People's Democracy

(Weekly Organ of the Communist Party of India (Marxist)


No. 26

June 26, 2011




Govt Again Undermines Constitutional Set-up


PANICKY and knee-jerk reactions have become a familiar characteristic of this UPA-II government. It has now decided to postpone the convening of the monsoon session of parliament. Traditionally, the monsoon session begins in the middle of July. It has now been deferred till the beginning of August. Ostensibly, this postponement is to permit the government to buy time in dealing with its negotiations with sections of the so-called “civil society” over the Lokpal legislation.


The government’s bizarre handling of this entire issue, including its fiasco with regard to Ramdev, has cast a long shadow over its competence at governance. In reality however, this postponement appears to have been done to buy time to work out a better strategy and response to the demands of the opposition in the face of growing and new scams of corruption that are surfacing, like the one in the gas sector.


In the process, however, this decision of the government only compounds the demeaning of the system of parliamentary democracy by sections of the “civil society.” Absolutely outrageous comments by some of the “civil society” leaders are being heard in the electronic media, questioning the right of the MLAs and MPs to represent the vast millions of Indians. This is nothing else but showing contempt for our parliamentary democracy and also seeking to undermine it.


According to our constitutional scheme of things, the sovereignty of the people is exercised through their representatives elected to the state legislatures and parliament. The executive (government) is both answerable and accountable to the legislature and, through them, to the people. By questioning the right of elected representatives to represent the people, this so-called “civil society” is undermining this very scheme. At the time of independence, when we adopted our republican constitution, India took a bold and courageous step in granting universal adult suffrage. Many an advanced democracy had taken decades, if not centuries, to grant this same right to its people. The strength of India’s freedom movement ensured such equality through a Constituent Assembly whose members themselves were not elected on this principle but had to have certain criteria like property ownership etc. The supremacy of the sovereignty of the people in our republican constitution was ensured through this principle of one person – one vote – one value. It is precisely this unique and most democratic form that these sections of civil society are seeking to undermine.

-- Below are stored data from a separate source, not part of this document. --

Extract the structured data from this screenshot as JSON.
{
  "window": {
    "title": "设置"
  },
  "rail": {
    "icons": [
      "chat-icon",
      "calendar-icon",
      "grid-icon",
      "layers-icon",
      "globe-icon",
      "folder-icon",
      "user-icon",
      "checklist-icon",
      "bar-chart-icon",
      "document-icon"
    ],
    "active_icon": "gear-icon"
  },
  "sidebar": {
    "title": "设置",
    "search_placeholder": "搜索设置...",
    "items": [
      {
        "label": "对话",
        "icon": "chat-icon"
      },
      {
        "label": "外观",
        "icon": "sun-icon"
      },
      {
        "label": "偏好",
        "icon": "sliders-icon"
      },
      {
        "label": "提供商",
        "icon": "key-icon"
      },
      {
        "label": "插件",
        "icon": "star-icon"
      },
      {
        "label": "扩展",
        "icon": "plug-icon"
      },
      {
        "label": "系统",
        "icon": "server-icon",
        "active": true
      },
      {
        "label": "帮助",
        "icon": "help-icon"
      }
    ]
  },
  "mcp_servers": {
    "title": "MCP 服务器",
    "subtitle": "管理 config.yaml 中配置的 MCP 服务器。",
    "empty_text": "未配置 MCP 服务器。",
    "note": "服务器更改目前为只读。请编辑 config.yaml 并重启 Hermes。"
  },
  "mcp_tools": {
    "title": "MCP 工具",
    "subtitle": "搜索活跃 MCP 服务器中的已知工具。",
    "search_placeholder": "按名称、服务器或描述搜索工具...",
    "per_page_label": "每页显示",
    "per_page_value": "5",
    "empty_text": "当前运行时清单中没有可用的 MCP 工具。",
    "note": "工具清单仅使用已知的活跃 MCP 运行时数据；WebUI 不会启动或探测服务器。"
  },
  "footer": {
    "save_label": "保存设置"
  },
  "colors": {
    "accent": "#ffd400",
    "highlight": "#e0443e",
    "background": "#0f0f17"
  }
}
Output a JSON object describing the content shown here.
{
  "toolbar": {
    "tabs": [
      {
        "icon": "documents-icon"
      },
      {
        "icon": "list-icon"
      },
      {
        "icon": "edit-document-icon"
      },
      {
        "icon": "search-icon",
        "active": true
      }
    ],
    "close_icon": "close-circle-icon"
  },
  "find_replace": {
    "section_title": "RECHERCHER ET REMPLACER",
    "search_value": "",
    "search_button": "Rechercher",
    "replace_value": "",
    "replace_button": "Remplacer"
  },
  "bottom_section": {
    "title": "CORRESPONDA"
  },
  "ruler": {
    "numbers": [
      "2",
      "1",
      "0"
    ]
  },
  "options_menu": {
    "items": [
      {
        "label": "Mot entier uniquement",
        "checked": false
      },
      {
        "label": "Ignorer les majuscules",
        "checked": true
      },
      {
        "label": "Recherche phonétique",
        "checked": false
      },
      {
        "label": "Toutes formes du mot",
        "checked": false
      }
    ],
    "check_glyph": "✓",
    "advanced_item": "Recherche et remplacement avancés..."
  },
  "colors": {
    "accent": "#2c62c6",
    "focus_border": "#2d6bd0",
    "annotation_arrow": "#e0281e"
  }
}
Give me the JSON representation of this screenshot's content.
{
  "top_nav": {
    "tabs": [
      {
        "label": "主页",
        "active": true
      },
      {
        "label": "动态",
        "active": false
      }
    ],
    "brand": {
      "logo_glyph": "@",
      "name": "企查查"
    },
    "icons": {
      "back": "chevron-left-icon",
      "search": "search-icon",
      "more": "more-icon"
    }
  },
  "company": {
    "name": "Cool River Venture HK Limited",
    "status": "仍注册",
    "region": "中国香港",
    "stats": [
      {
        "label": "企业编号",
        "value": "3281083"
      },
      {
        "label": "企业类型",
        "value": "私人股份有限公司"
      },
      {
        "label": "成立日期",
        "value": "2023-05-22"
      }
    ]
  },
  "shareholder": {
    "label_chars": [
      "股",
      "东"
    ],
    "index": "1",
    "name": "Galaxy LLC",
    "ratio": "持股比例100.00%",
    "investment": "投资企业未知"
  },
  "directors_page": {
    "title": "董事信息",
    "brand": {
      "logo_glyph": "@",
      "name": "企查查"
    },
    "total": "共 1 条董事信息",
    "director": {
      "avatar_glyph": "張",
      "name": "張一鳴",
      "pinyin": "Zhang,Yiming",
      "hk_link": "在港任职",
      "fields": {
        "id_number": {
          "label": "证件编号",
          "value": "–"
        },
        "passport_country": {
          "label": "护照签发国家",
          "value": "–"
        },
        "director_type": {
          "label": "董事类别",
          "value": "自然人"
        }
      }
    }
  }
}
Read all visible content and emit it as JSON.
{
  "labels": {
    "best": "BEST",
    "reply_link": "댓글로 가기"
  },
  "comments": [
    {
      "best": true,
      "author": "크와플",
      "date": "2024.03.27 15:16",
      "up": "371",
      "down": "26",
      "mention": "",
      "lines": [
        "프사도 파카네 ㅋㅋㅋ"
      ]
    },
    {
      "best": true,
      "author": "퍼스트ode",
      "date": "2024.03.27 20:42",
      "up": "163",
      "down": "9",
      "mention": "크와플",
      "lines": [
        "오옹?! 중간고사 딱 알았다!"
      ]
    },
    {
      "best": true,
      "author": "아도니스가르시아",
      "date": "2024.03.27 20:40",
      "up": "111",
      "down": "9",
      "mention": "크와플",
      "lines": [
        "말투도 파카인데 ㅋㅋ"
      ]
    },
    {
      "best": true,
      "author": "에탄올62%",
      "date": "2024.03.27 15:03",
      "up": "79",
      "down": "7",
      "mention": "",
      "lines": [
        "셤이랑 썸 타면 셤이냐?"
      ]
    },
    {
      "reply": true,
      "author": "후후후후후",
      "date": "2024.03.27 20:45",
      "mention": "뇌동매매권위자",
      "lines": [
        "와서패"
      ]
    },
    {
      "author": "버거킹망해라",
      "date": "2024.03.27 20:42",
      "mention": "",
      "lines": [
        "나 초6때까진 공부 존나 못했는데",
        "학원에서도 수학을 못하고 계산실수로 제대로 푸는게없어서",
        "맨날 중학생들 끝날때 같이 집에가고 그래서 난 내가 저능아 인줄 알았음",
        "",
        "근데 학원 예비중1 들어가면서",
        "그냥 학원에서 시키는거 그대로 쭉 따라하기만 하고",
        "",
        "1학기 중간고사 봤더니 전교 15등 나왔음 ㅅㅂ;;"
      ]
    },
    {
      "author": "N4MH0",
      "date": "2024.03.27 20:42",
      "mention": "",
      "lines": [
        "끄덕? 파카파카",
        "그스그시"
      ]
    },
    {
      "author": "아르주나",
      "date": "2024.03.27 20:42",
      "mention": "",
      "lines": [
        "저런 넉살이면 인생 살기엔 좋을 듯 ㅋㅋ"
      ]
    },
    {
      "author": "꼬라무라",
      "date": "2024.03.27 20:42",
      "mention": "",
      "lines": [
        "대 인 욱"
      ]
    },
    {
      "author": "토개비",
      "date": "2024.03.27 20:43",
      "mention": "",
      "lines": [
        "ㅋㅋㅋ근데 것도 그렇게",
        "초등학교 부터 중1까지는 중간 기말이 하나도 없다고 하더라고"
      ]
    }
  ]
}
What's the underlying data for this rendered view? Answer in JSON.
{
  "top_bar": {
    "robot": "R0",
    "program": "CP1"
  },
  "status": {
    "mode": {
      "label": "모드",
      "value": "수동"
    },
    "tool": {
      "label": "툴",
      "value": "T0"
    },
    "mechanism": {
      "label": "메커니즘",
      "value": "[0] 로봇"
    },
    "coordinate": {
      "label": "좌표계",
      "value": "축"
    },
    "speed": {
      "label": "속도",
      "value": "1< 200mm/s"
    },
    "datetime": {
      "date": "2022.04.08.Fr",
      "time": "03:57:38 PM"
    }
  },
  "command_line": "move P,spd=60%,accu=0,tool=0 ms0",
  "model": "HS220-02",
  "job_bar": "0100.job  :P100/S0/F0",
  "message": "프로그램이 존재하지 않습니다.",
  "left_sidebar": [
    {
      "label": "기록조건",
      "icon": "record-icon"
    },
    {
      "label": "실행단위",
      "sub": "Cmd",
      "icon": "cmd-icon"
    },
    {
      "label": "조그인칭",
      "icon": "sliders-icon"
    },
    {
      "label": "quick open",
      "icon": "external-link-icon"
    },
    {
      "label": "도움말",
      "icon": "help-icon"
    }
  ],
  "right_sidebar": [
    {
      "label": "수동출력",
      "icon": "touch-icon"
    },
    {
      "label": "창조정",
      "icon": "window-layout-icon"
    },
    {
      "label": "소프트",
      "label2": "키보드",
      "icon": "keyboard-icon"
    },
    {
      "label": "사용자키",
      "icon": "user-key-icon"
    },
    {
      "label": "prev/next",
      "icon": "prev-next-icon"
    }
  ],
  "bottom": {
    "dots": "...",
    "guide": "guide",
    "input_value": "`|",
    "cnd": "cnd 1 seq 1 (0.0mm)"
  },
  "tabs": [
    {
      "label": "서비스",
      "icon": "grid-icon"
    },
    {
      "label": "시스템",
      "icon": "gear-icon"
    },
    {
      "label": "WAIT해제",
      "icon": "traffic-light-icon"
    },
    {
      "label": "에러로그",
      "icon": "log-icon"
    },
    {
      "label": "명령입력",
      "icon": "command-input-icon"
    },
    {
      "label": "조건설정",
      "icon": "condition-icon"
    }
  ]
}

This contempt the “civil society” leaders have for the people, the voters and the electoral system must be rejected. These leaders will do well to remember that it is these common voters who through their electoral verdicts defeated the authoritarian streak in Indian democracy in 1977. It is this very electorate that in 2004 ensured the defeat of the communal forces to uphold the fundamental secular and democratic tenets of our republic. In the final analysis, it is this very electorate that has created conditions for ‘candle-light processions’ and ‘hunger strikes’ to be undertaken by leaders of the so-called “civil society.”


By deciding to postpone the monsoon session of parliament, this UPA-II government is only providing grist to the anti-democratic mill of such very people. Perhaps it is seeking to escape from its fate of being accountable to the legislature. This in itself will contribute to the further undermining of our constitutional scheme of things.


The Left parties have always been demanding that the parliament should sit for at least a hundred days in a calendar year. This has never been achieved in the recent decades. In fact a couple of years ago, the parliament sat for a mere 46 days. The job of the parliament is not only to legislate, which it alone can do in our country. Its job is also to make the government accountable and to draw the government’s attention to matters of public importance. Curtailment of parliament means that the government escapes from its accountability while the urgent problems burdening the people, like price rises, remain unattended. In the light of these developments, it must be made mandatory for the parliament to meet at least a hundred days --- if necessary through a constitutional amendment.


Further, it is necessary for India to have a parliamentary timetable to ensure that this objective is achieved. Such a timetable would also provide a reference frame to other constitutional authorities like the Election Commission in deciding the dates of elections to various state assemblies. The importance of this can be understood by the fact that the budget discussions had to be guillotined twice in the last four years due to elections to some state assemblies or others. Such curtailment of budgetary discussions is no healthy practice in a democracy.


Such a timetable would also prevent situations like the prime minister travelling abroad while the parliament is in session. The explanation now being given is that India has to take into account the timetables of other countries in deciding on mutually agreed dates. However, this happens only because of the absence of a timetable of our own. This weakness must be overcome immediately and a timetable must be decided upon. This would at least ensure the PM’s presence in parliament and thus the government’s accountability to the legislature.


Whatever may be the outcome of the government’s negotiations on the Lokpal legislation, a law can only be promulgated by the parliament. By delaying the convening of the parliament session, the government is only prolonging the problem and preventing its solution. This is inexcusable.